Dalhousie’s Prof. Turnbull suggested that Lewis emphasize issues such as health care and child care that directly affect Canadians’ lives, and focus first on the “grunt work” tasks of trying to reduce the party’s debt and solidifying relations within the NDP caucus in Ottawa. The party elected seven members last April, but lost Nunavut MP Lori Idlout as a floor-crosser to the Liberals and is now also at risk of losing Quebec MP Alexandre Boulerice to provincial politics.

Turnbull said Lewis should work on building good relationships with most of his provincial wings, but not spend too much time on Nenshi and others from resources-heavy provinces who are never going to agree with him on fossil fuels. “I wouldn’t try too hard on that front.”

Lewis will also need to try to win a seat in the House of Commons at some point, but Turnbull said she doesn’t anticipate anybody in his caucus quitting so that he could run in an NDP-friendly riding. Lewis has already indicated that winning a seat is on the backburner.

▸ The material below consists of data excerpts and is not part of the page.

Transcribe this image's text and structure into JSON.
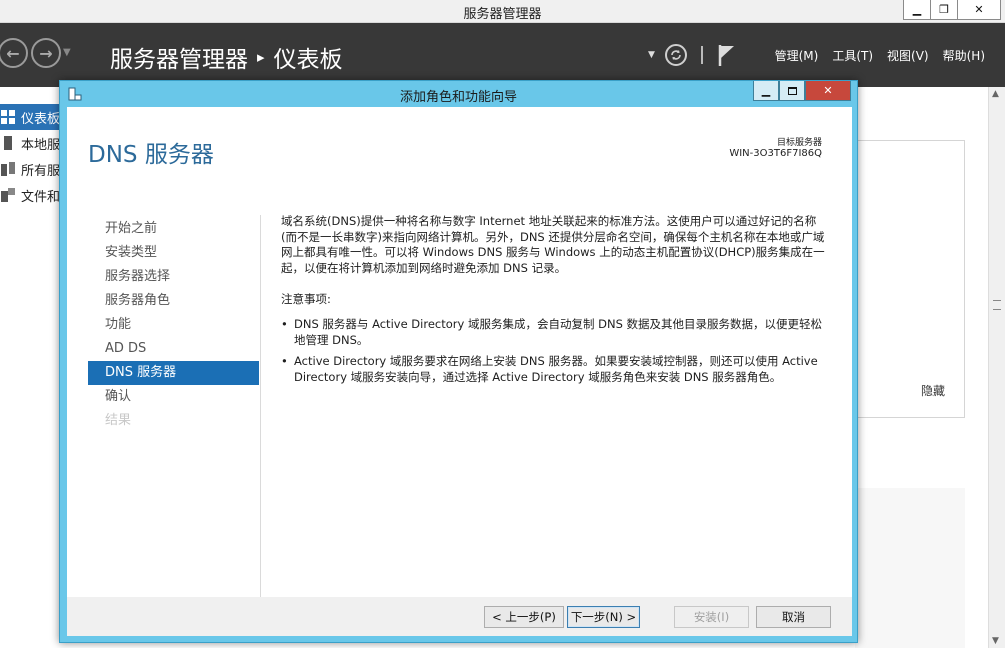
{
  "window": {
    "title": "服务器管理器",
    "min_glyph": "▁",
    "restore_glyph": "❐",
    "close_glyph": "✕"
  },
  "header": {
    "breadcrumb_app": "服务器管理器",
    "breadcrumb_sep": "▸",
    "breadcrumb_page": "仪表板",
    "menu": [
      "管理(M)",
      "工具(T)",
      "视图(V)",
      "帮助(H)"
    ]
  },
  "sidebar": {
    "items": [
      "仪表板",
      "本地服务器",
      "所有服务器",
      "文件和存储服务"
    ]
  },
  "background": {
    "hide_label": "隐藏"
  },
  "wizard": {
    "title": "添加角色和功能向导",
    "heading": "DNS 服务器",
    "target_label": "目标服务器",
    "target_value": "WIN-3O3T6F7I86Q",
    "nav": [
      "开始之前",
      "安装类型",
      "服务器选择",
      "服务器角色",
      "功能",
      "AD DS",
      "DNS 服务器",
      "确认",
      "结果"
    ],
    "description": "域名系统(DNS)提供一种将名称与数字 Internet 地址关联起来的标准方法。这使用户可以通过好记的名称(而不是一长串数字)来指向网络计算机。另外，DNS 还提供分层命名空间，确保每个主机名称在本地或广域网上都具有唯一性。可以将 Windows DNS 服务与 Windows 上的动态主机配置协议(DHCP)服务集成在一起，以便在将计算机添加到网络时避免添加 DNS 记录。",
    "notes_title": "注意事项:",
    "notes": [
      "DNS 服务器与 Active Directory 域服务集成，会自动复制 DNS 数据及其他目录服务数据，以便更轻松地管理 DNS。",
      "Active Directory 域服务要求在网络上安装 DNS 服务器。如果要安装域控制器，则还可以使用 Active Directory 域服务安装向导，通过选择 Active Directory 域服务角色来安装 DNS 服务器角色。"
    ],
    "buttons": {
      "prev": "< 上一步(P)",
      "next": "下一步(N) >",
      "install": "安装(I)",
      "cancel": "取消"
    }
  }
}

Not surprisingly, Lewis is expressing extreme confidence that the NDP’s future looks bright.

In Winnipeg, he told a partisan crowd that the party’s comeback has already started. “It’s an extraordinary moment in the life of our party.”

Lewis makes no apologies for his efforts to move the party to the left, nor his embrace of populism. He continues to call Canada a “climate pariah” for the way the country continues to expand its fossil fuel industry.

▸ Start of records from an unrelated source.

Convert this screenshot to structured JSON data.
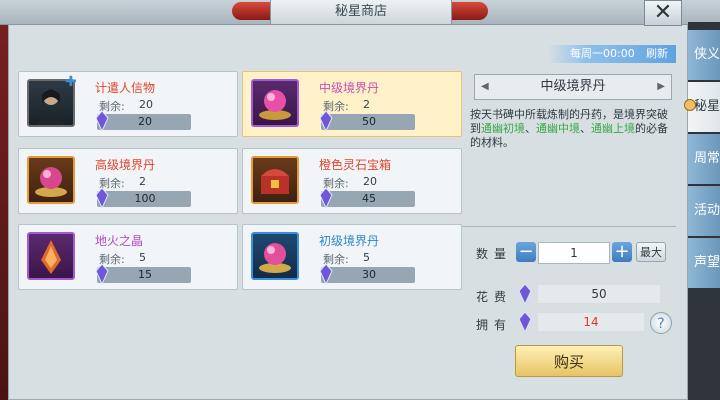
{
  "window": {
    "title": "秘星商店",
    "close_label": "✕"
  },
  "refresh": {
    "schedule": "每周一00:00",
    "label": "刷新"
  },
  "items": [
    {
      "name": "计遣人信物",
      "name_color": "#e0452f",
      "remain_label": "剩余:",
      "remain": "20",
      "price": "20",
      "icon": "portrait-icon",
      "frame": "#6b6b6b",
      "selected": false
    },
    {
      "name": "中级境界丹",
      "name_color": "#c94fb6",
      "remain_label": "剩余:",
      "remain": "2",
      "price": "50",
      "icon": "purple-elixir-icon",
      "frame": "#a45bd0",
      "selected": true
    },
    {
      "name": "高级境界丹",
      "name_color": "#e0452f",
      "remain_label": "剩余:",
      "remain": "2",
      "price": "100",
      "icon": "gold-elixir-icon",
      "frame": "#e29a3a",
      "selected": false
    },
    {
      "name": "橙色灵石宝箱",
      "name_color": "#e0452f",
      "remain_label": "剩余:",
      "remain": "20",
      "price": "45",
      "icon": "treasure-chest-icon",
      "frame": "#e29a3a",
      "selected": false
    },
    {
      "name": "地火之晶",
      "name_color": "#b04cc6",
      "remain_label": "剩余:",
      "remain": "5",
      "price": "15",
      "icon": "fire-crystal-icon",
      "frame": "#a45bd0",
      "selected": false
    },
    {
      "name": "初级境界丹",
      "name_color": "#2f86d0",
      "remain_label": "剩余:",
      "remain": "5",
      "price": "30",
      "icon": "blue-elixir-icon",
      "frame": "#3c8fd8",
      "selected": false
    }
  ],
  "detail": {
    "title": "中级境界丹",
    "desc_1": "按天书碑中所载炼制的丹药，是境界突破到",
    "desc_green_1": "通幽初境",
    "desc_sep_1": "、",
    "desc_green_2": "通幽中境",
    "desc_sep_2": "、",
    "desc_green_3": "通幽上境",
    "desc_2": "的必备的材料。",
    "qty_label": "数量",
    "qty_value": "1",
    "minus": "−",
    "plus": "+",
    "max_label": "最大",
    "cost_label": "花费",
    "cost_value": "50",
    "own_label": "拥有",
    "own_value": "14",
    "own_color": "#e03a2a",
    "help_label": "?",
    "buy_label": "购买"
  },
  "side_tabs": [
    {
      "label": "侠义",
      "active": false
    },
    {
      "label": "秘星",
      "active": true
    },
    {
      "label": "周常",
      "active": false
    },
    {
      "label": "活动",
      "active": false
    },
    {
      "label": "声望",
      "active": false
    }
  ],
  "colors": {
    "accent_blue": "#5fa2e0",
    "green_text": "#3aa64a",
    "red_text": "#e03a2a"
  }
}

On a recent podcast interview, he lamented that the party has been drifting to the centre in recent years. “The NDP that I grew up with in the 1970s, frankly, was more left wing than the NDP has been in the last couple of decades.”

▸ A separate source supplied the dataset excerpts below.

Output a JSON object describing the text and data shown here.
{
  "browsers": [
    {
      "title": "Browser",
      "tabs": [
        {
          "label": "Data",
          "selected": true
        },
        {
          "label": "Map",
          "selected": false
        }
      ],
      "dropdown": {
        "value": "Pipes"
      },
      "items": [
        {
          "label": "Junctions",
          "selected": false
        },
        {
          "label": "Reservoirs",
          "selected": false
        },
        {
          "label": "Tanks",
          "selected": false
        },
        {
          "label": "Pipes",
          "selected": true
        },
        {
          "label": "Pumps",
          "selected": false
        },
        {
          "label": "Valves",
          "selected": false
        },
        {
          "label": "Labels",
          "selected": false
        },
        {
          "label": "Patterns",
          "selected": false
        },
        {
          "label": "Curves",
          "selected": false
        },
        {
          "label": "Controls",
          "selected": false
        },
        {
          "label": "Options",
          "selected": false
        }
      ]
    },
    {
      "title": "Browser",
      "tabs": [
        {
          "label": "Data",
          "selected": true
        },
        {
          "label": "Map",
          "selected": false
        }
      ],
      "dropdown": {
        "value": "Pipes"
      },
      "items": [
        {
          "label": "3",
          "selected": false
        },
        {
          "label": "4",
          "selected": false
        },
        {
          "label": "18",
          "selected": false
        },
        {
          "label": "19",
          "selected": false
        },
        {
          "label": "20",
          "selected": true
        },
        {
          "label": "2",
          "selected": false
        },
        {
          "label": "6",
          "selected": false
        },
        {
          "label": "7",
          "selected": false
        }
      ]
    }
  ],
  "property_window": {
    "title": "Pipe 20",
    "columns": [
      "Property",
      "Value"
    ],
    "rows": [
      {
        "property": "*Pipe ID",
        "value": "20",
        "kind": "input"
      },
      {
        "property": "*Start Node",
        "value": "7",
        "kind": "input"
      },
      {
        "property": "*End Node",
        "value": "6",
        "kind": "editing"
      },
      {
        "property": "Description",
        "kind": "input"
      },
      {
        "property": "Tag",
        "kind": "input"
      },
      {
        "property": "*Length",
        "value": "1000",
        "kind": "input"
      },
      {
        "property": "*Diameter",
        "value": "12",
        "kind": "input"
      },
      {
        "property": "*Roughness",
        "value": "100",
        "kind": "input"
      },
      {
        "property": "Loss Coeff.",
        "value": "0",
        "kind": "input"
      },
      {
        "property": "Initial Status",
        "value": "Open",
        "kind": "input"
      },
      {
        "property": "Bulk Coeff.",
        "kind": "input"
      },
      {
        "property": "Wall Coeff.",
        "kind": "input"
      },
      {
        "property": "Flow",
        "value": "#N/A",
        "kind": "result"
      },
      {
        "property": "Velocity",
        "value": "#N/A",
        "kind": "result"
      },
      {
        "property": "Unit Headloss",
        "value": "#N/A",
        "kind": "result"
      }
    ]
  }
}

His recipe for left-wing populism includes anti-elite rhetoric that espouses such policies as greater distribution of wealth, a national program for heat pumps, and a new wealth tax. The new NDP leader also supports greater public ownership of industries such as banking, telecom services and even grocery stores where he argues that markets have failed consumers.

More broadly, Lewis said he defines left-wing populism as recognizing that capitalism concentrates power and wealth in a small number of hands and that governments should implement policies that respond to the needs of the majority.

Speaking to reporters in Winnipeg following his win, Lewis pointed to the election of New York Mayor Zohran Mamdani and the increasing popularity of Zack Polanski, leader of the Green Party in the United Kingdom, as evidence that left-wing populism is on the rise.

“Left-wing populism is starting to work around the world,” he said. “Populism is popular.”

Right-wing populism has indeed been spreading internationally like wild fire over the last decade, boosted by Trump’s first presidential election win and British voters’ decision (“Brexit”) to leave the European Union.

But will Lewis’s brand of left-wing populism be popular enough over the next few years in Canada to influence the Carney government to take more progressive steps towards issues such as rising grocery prices?

Although it may seems like a stretch to think that Carney, an economist and former central banker, would propose a chain of government-owned grocery stores, SFU’s Prof. Jeram said the Liberal party has a history of “shape shifting” to the public’s mood. The government could, for example, find more progressive steps to try to reduce prices if food inflation remains high and Lewis’s ideas are attracting support.

The Broadbent Institute’s Hassum said Lewis’s grocery store idea isn’t as radical as many say, especially when you consider that eight out of 10 Canadian provinces have either provincially run liquor or beer stores.

That one proposal aside, SFU’s Prof. Jeram said Lewis’s election marks a significant moment for his party. “Whether they planned it or not, they’re doing something new here.”